Timberjack is a manufacturer of forestry machinery for both cut-to-length and whole tree logging, and was a subsidiary of John Deere from 2000 to 2006.

==History==
Timberjack was founded in Woodstock, Ontario, in the 1950s by Wes Magill and Robert Simmons, who designed an articulated
four-wheel drive tractor with a winch at the back. They produced a prototype and production took off from there. There were affiliations with King Trailer ind. and with Timberland Ellicott Corp. before Eaton Corporation purchased Timberjack and named it the Forestry Equipment Division. The traditional color of all Timberjack products was a reddish orange. In 1992, the color was changed to green with black and yellow trim. John Deere purchased Timberjack and continued the green, black and yellow paint scheme.
Timberjack was owned by the Eaton Corporation in the 1960s, 1970s and early 1980s. In 1984 Timberjack made a leveraged buyout from Eaton to become an independent company.

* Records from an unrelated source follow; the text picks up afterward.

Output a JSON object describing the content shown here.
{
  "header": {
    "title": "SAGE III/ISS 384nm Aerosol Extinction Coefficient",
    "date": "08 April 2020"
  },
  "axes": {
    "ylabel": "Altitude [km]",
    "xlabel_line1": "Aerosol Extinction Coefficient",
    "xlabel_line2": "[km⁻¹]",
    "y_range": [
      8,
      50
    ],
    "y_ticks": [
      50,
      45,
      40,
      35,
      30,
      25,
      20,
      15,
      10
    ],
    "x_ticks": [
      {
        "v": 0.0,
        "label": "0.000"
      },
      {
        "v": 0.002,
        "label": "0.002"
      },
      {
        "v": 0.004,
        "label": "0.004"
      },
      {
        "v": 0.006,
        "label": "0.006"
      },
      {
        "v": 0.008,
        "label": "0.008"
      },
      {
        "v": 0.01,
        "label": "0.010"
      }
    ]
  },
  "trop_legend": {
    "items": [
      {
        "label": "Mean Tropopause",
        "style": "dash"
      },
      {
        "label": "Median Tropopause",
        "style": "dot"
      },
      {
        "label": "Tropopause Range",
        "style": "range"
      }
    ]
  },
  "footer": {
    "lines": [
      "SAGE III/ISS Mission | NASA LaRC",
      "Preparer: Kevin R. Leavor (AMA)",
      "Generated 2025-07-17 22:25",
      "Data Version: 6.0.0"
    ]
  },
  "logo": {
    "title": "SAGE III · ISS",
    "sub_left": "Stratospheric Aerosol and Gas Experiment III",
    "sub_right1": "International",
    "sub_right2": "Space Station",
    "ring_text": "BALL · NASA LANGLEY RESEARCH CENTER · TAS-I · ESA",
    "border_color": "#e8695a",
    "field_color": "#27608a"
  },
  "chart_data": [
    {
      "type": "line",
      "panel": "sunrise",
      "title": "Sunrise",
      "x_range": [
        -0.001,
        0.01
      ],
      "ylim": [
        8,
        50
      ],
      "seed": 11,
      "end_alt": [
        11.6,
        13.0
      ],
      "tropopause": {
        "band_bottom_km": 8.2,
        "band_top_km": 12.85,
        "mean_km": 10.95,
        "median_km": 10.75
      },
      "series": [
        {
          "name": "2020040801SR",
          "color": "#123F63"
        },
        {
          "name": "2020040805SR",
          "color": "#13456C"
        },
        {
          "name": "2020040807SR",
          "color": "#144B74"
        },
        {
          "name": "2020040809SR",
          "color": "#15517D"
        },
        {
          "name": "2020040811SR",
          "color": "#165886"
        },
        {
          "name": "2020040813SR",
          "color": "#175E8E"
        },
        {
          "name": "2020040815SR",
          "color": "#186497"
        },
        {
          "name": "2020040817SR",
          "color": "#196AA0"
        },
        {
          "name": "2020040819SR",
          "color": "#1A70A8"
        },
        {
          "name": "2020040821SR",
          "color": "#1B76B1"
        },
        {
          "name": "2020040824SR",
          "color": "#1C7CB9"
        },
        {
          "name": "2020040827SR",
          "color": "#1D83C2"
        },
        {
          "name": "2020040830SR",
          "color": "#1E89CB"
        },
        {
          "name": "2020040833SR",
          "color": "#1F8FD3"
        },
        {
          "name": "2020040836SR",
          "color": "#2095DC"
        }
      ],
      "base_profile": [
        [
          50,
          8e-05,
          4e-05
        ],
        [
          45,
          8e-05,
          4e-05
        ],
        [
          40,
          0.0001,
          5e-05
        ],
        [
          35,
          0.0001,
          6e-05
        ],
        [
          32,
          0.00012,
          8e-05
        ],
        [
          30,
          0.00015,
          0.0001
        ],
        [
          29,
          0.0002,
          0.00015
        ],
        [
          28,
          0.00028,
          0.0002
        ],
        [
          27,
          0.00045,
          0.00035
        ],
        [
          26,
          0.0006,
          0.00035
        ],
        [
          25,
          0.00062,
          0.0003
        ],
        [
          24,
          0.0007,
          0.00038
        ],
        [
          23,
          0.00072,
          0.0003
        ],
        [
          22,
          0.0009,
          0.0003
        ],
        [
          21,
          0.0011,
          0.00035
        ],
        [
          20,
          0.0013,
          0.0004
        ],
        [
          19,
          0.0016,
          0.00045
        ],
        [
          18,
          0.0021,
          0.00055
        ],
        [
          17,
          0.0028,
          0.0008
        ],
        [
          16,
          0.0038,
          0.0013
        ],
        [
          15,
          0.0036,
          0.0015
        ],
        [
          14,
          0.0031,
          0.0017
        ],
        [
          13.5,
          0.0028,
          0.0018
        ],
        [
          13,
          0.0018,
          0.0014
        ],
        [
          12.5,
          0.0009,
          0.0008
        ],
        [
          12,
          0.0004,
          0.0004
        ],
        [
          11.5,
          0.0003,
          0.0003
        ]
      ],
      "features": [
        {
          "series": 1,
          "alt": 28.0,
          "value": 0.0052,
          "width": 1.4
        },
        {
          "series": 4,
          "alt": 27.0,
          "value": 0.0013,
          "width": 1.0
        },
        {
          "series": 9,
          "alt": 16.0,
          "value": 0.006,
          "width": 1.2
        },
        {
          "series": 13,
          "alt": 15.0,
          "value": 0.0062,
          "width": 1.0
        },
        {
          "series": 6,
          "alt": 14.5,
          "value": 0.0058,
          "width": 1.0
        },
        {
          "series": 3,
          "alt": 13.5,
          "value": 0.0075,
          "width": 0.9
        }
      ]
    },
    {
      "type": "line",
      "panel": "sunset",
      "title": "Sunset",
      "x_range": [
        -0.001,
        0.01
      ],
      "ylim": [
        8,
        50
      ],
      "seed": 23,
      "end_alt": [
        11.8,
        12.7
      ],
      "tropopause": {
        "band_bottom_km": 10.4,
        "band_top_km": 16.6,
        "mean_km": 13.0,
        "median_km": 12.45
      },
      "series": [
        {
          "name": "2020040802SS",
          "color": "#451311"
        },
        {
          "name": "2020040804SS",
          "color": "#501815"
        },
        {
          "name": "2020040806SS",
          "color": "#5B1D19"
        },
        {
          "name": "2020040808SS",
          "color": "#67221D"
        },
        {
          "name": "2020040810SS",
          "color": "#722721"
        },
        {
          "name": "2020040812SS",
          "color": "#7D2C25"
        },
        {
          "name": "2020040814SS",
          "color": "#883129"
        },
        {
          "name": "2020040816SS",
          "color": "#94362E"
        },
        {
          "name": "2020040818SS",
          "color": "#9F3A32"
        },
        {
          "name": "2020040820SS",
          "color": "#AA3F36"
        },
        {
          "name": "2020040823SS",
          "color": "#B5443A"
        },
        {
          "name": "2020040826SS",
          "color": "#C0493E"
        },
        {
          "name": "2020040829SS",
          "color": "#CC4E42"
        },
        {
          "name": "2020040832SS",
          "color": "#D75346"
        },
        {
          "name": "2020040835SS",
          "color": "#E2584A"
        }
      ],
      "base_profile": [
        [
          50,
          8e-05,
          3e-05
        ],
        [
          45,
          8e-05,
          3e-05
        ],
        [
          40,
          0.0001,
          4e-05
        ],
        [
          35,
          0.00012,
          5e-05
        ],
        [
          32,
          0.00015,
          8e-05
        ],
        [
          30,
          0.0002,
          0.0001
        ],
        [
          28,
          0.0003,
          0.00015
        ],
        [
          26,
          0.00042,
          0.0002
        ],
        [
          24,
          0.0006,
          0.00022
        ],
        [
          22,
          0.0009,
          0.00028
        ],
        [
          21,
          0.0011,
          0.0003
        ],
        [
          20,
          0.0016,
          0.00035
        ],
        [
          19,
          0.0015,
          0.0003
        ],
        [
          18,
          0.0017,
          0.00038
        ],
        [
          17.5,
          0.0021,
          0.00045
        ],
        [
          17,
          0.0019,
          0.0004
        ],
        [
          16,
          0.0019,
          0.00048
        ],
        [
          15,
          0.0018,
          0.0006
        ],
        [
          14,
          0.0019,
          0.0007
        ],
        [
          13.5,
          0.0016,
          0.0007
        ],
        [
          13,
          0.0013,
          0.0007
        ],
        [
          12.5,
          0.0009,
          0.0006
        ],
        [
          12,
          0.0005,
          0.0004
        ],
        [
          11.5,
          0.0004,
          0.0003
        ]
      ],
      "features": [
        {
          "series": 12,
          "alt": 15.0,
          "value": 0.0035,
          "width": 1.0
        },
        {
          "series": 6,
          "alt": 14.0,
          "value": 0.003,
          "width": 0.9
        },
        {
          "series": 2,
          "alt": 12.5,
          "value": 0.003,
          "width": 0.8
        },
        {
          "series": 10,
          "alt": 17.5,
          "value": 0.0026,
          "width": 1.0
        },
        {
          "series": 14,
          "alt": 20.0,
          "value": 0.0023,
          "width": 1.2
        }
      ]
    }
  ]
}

Timberjack was acquired by FMG (ForestMachineGroup), owned by Finnish Rauma-Repola. After a short period carrying the double-name FMG-Timberjack, in 1993 Timberjack became the brandname for the group. Other well known forest machine brands, which have been incorporated into FMG-Timberjack were Swedish Kockums, ÖSA and Bruun System as well as Finnish LOKOMO. In December 1999, John Deere announced they were purchasing Timberjack, the deal was finalized in April 2000. Timberjack products produced by Deere would use green and yellow colors.

As of June, 2006, at the forestry fair "Florence Wood", the Timberjack product line was discontinued, and John Deere, its parent company, became the largest single brand of forestry equipment. Its global market share for both cut-to-length and full tree equipment was very strong shortly after the acquisition.